After looking at the PR, it doesn't seem we've decided what to do about this

#4 Updated by Greg Farnum about 9 years ago

  • Status changed from Fix Under Review to 12
  • Assignee set to Sandon Van Ness

Packages are available in either the RHEL7 DAG (?whatever that is) or at http://www.iozone.org/src/current/. Let's please draw from one of those sources to get our tests working unless there's something else preventing it.

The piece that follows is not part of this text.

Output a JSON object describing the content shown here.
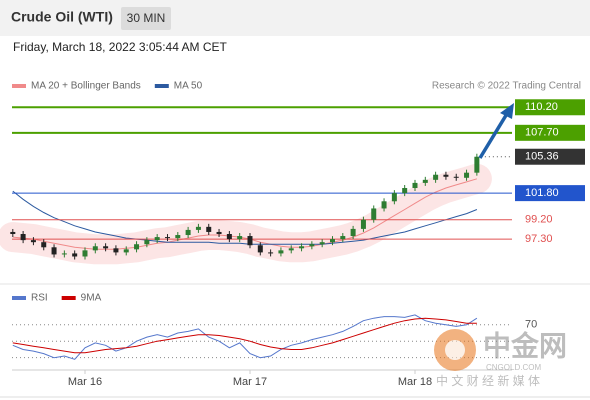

#5 Updated by Sandon Van Ness about 9 years ago

Ok, so we want iozone and we aren't dropping it? The only reason this wasn't completed yet is it appeared we were potentially dropping the tests but if the decision has been reached I am happy to get that package on our lab machines. If a src rpm is available I can probalby just put it into my jenkins rebuild script that will rebuild it on all our various dists (rhel/centos/fedora on the various versions) unless we really just want this on rhel7 and nothing else.

#6 Updated by Greg Farnum about 9 years ago

Yeah, we could probably replace iozone if we had to but it would take a fair bit of work to avoid losing test coverage, and just because it's non-free doesn't seem like a good reason to ditch them (unlike tiobench, which isn't being maintained). Since there are packages available for download I think we should just use them. :)

#7 Updated by Sandon Van Ness about 9 years ago

  • Status changed from 12 to Resolved
  • % Done changed from 0 to 100

Built out own iozone and pushed to a new 'lab-extras' repo and modified ceph-qa-chef to install this on our rhel/centos 6/7 machines/vms.